La cultura woke e il transumanesimo alto borghese liberal multilateralista hanno fornito le armi per l’inveramento ideologico della nuova oligarchia subliminando nella filosofia alla Derrida della decostruzione sociale e dei diritti e dei doveri sociali, la distruzione della società e l’annichilimento del lavoro. I lavoratori… riducendoli in nuovi schiavi. E’ la prima volta che le forme di capitalismo sempre cangianti riattualizzano forme precapitalistiche, come lo schiavismo, come oggi accade (ma senza occuparsi della famiglia dello schiavo, come era un tempo). Foucault e Derrida hanno fornito le armi post moderne sotto la forma delle pistole della cultura woke che ha sprofondato l’umanità – o ciò che ne rimane – nella droga e nella leaderizzazione dei politici senza partiti, tipici del neo-caciquismo oggi imperante.


Questo nuovo capitalismo ad alta leva finanziaria e a torsione neo-imperialistica, come dimostrano le sue forme di reazione alle guerre nelle terre degli slavi del sud e dell’attaccato – dal fondamentalismo genocidario palestinese e da ogni lato – stato ebraico, elabora una sua distintiva proiezione ideologica che si staglia nel landscape à la Appadurai con una forza inusitata.
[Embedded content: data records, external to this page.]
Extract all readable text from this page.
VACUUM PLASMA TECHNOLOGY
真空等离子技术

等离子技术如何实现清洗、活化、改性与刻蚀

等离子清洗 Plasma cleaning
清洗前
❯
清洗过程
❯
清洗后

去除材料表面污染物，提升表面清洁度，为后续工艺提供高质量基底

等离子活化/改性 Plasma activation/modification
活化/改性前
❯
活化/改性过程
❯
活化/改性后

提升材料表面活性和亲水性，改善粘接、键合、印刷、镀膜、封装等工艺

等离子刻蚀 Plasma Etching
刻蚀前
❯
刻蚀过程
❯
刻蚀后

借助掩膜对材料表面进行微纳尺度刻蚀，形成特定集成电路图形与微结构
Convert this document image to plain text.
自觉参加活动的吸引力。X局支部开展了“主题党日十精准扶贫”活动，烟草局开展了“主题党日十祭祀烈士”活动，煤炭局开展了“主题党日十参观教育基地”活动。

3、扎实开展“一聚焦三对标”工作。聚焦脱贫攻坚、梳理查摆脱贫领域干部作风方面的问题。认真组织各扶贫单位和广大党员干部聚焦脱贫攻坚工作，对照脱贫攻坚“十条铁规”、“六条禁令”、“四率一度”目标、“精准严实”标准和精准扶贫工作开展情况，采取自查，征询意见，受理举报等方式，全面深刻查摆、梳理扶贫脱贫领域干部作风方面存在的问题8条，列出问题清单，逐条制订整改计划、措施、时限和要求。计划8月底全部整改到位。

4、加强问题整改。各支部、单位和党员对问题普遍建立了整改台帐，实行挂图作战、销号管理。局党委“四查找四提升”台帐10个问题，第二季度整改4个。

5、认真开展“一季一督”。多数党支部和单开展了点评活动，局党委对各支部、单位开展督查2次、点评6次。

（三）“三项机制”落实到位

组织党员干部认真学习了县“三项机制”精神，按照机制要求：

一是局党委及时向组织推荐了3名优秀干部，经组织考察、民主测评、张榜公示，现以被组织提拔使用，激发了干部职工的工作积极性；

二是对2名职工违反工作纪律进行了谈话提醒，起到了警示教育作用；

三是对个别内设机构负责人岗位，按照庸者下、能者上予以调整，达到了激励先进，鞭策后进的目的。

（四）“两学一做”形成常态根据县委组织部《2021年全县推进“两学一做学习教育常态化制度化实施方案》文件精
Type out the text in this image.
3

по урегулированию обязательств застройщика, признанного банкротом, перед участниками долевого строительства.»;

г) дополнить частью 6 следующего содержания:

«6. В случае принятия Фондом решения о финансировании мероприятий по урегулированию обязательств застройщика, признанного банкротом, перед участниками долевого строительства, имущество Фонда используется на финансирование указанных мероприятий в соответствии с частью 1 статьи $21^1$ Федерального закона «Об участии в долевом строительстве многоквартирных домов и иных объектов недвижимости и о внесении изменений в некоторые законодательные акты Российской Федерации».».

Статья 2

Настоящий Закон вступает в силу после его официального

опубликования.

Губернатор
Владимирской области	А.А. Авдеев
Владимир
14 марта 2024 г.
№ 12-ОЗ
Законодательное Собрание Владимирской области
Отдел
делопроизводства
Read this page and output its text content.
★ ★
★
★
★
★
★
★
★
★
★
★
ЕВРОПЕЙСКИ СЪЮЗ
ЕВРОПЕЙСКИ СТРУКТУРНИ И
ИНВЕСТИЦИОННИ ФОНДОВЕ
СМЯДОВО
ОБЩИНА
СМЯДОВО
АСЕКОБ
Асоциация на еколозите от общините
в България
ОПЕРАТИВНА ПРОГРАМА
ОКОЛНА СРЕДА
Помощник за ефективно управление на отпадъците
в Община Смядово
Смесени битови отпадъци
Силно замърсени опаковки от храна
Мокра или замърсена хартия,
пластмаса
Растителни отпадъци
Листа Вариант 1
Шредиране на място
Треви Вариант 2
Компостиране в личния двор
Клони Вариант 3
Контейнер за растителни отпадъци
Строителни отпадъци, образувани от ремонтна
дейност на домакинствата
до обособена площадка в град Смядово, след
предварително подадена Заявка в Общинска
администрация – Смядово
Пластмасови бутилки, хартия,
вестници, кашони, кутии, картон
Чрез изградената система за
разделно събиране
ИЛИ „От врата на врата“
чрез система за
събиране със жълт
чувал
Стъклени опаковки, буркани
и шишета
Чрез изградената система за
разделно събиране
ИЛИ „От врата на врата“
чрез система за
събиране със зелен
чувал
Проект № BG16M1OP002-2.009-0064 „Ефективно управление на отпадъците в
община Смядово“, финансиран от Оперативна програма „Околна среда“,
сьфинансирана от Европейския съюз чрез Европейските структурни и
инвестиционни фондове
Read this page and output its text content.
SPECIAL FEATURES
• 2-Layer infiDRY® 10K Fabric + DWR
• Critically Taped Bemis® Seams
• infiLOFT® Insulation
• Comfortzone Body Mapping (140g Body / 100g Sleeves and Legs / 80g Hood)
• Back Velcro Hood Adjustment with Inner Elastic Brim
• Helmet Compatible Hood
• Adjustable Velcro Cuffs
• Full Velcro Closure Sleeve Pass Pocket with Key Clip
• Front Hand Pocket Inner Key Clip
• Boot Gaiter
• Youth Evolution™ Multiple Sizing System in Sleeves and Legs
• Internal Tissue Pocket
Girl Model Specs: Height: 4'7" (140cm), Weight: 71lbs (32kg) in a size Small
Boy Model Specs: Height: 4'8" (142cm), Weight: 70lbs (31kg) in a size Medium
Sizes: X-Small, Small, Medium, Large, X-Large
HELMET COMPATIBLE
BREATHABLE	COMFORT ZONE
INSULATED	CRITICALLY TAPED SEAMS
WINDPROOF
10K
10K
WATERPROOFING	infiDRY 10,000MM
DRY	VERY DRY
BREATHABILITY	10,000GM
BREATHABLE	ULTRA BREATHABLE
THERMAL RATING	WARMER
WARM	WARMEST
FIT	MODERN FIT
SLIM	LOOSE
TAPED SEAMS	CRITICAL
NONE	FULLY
Come ha magnificamente sintetizzato recentemente Francesco Teodori nelle pagine della rivista di Nicola Porro: “Diversissimi dai neo-con, i quali possedevano una proiezione universale del ruolo americano (in quanto ex trotzkisti), l’alt-right americana si nutre delle teorie di pensatori poco mainstream e oscuri. I più significativi sono probabilmente Nick Land e Curtis Yarvin (noto con lo pseudonimo di Mencius Moldbug). Questi ultimi, molto apprezzati da Peter Thiel e punti di riferimento per quella che da noi viene definita superficialmente ‘tecnodestra’, vedono con sospetto la democrazia liberale nella sua forma classica e la considerano obsoleta alla luce dei progressi della tecnologia e del perdurare dei conflitti sociali. Essi immaginano lo Stato come una società per azioni, guidata da un presidente-ceo dotato di poteri assoluti e senza corpi intermedi (vedere per credere il dipartimento affidato a Musk e le ultime nomine di Trump nei gangli vitali della nazione). La democrazia perde la sua aria di sacralità e viene sostituita dalla libertà individuale, sempre entro i limiti consentiti dalla nuova ‘governance’ dello stato. […] Le categorie novecentesche di destra e sinistra c’entrano poco in questo quadro così sfumato e squisitamente postmoderno”. Basta mi fermo qui, non devo aggiunger più nulla.